App Fitness and Tofu Diet

Adidas to offer free premium access to adidas Training and adidas Running apps. Can tofu lower risk of heart disease?

Adidas has announced it will offer free premium access to its Adidas Training and Adidas Running apps.
Pic: Courtesy of Adidas

Free training app

Adidas announced that it will be offering three months of free premium access to two of its fitness apps in an effort to help those of us currently self-isolating keep fit at home.

Adidas will offer athletes around the world free premium access to the Adidas Training and Adidas Running apps, making it the latest sports giants to show its support during the current COVID-19 outbreak after Nike made its NTC Premium subscription-based streaming service free to US subscribers earlier this week and Under Armour launched a 30-day ‘Healthy at Home’ challenge via its MyFitnessPal and MapMyRun platforms.

The Adidas apps offer fitness fans a mix of at-home workouts and nutrition guides and are available in 15 languages so people around the globe can all benefit. 

Adidas will also be launching free virtual experiences across its social and digital channels soon, including its own at-home workout challenge, ‘Fit From Home,’ where anyone around the world can join in a collective goal to stay active, with nearly half a million participants from 192 countries already signed up.

There will also be weekly event schedules for runners, including sessions from Adidas coaches on meditation, yoga, HIIT, nutrition to help supplement your workouts.

Those interested in joining in can keep up to date with the schedule of events on Instagram and Facebook and sign up to receive notifications about coming activities at

A new study has linked regularly eating tofu with a lower risk of heart disease.
Pic: Amarita /

Tofu leads to a lower risk of heart disease

New US research has found eating foods like tofu that are rich in isoflavones could lower an individual’s risk of heart disease.

Carried out by researchers at Harvard Medical School and Brigham and Women’s Hospital, the new study analyzed data gathered from more than 200,000 people who were all free of cancer and heart disease at the start of the study.

The participants were asked to complete surveys about their diet every two to four years, while data on heart disease were collected from medical records.

The findings, published in Circulation, the flagship journal of the American Heart Association, showed that after taking into account factors that potentially increase heart disease risk, eating tofu more than once a week was associated with an 18 percent lower risk of heart disease, compared to a 12 percent lower risk for those who ate tofu less than once a month.

In addition, this link was found to be particularly strong among the young female participants and in postmenopausal women who were not taking hormones.

Lead study author Qi Sun, MD, ScD commented on the results, saying that they are in line with statistics from countries such as China and Japan, where individuals traditionally consume a diet high in isoflavones thanks to foods such as tofu, and also tend to have a lower risk of heart disease compared to those who eat a diet high in meat and low in vegetables.

However, Sun adds that the health benefits of isoflavones still need more research.

“Despite these findings, I don’t think tofu is by any means a magic bullet,” said Sun. “Overall diet quality is still critical to consider, and tofu can be a very healthy component.”

“Other human trials and animal studies of isoflavones, tofu and cardiovascular risk markers have also indicated positive effects, so people with an elevated risk of developing heart disease should evaluate their diets,” he said. “If their diet is packed with unhealthy foods, such as red meat, sugary beverages and refined carbohydrates, they should switch to healthier alternatives.

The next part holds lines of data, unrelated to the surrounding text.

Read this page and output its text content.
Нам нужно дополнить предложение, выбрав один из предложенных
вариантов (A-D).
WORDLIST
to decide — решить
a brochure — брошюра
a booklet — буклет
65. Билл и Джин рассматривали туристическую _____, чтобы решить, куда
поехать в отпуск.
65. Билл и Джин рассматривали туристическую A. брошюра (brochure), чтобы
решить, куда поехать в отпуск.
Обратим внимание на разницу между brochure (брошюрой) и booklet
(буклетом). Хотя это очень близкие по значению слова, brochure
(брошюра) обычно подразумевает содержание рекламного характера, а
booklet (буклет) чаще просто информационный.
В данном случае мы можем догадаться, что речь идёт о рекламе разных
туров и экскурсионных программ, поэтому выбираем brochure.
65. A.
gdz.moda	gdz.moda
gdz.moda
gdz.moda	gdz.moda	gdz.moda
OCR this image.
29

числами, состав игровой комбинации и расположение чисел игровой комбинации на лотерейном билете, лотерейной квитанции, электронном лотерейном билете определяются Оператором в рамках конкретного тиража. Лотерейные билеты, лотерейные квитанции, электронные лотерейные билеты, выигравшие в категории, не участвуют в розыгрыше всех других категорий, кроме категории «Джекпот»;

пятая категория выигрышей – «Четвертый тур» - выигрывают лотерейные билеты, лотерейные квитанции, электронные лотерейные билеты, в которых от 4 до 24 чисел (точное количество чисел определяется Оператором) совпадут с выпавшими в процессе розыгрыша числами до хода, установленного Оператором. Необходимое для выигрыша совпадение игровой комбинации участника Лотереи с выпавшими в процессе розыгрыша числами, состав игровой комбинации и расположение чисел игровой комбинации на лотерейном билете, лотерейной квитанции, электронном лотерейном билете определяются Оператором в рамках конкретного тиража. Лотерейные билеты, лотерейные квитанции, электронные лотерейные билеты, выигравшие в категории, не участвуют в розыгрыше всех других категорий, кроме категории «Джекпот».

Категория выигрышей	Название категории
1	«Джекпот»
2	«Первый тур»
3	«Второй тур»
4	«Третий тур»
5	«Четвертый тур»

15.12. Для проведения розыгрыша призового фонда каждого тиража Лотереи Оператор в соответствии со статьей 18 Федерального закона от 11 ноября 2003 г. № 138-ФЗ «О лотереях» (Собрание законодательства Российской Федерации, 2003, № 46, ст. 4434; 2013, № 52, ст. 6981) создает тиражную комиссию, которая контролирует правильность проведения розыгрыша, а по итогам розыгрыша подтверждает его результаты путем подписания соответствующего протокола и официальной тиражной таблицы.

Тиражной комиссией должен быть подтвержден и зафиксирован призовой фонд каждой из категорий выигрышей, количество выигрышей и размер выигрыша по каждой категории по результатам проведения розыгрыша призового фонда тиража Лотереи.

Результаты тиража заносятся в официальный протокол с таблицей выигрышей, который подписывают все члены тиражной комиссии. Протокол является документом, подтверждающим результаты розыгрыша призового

Tofu and other isoflavone-rich, plant-based foods are excellent protein sources and alternatives to animal proteins.”

Sun also added that the findings do not show a cause-and-effect relationship, just an association between isoflavones and heart disease risk.

Many other factors can also influence the development of heart disease, including physical exercise, family history and a person’s lifestyle habits.

“For example, younger women who are more physically active and get more exercise tend to follow healthier, plant-based diets that may include more isoflavone-rich foods like tofu. Although we have controlled for these factors, caution is recommended when interpreting these results,” said Sun.

As well as being found in tofu, a soybean curd, high amounts of isoflavones can also be found in whole soybeans such as edamame. However, the study found no link between soy milk, which is often highly processed and sweetened with sugar, and a lower risk of heart disease.

Other sources of isoflavones include chickpeas, fava beans, pistachios and peanuts.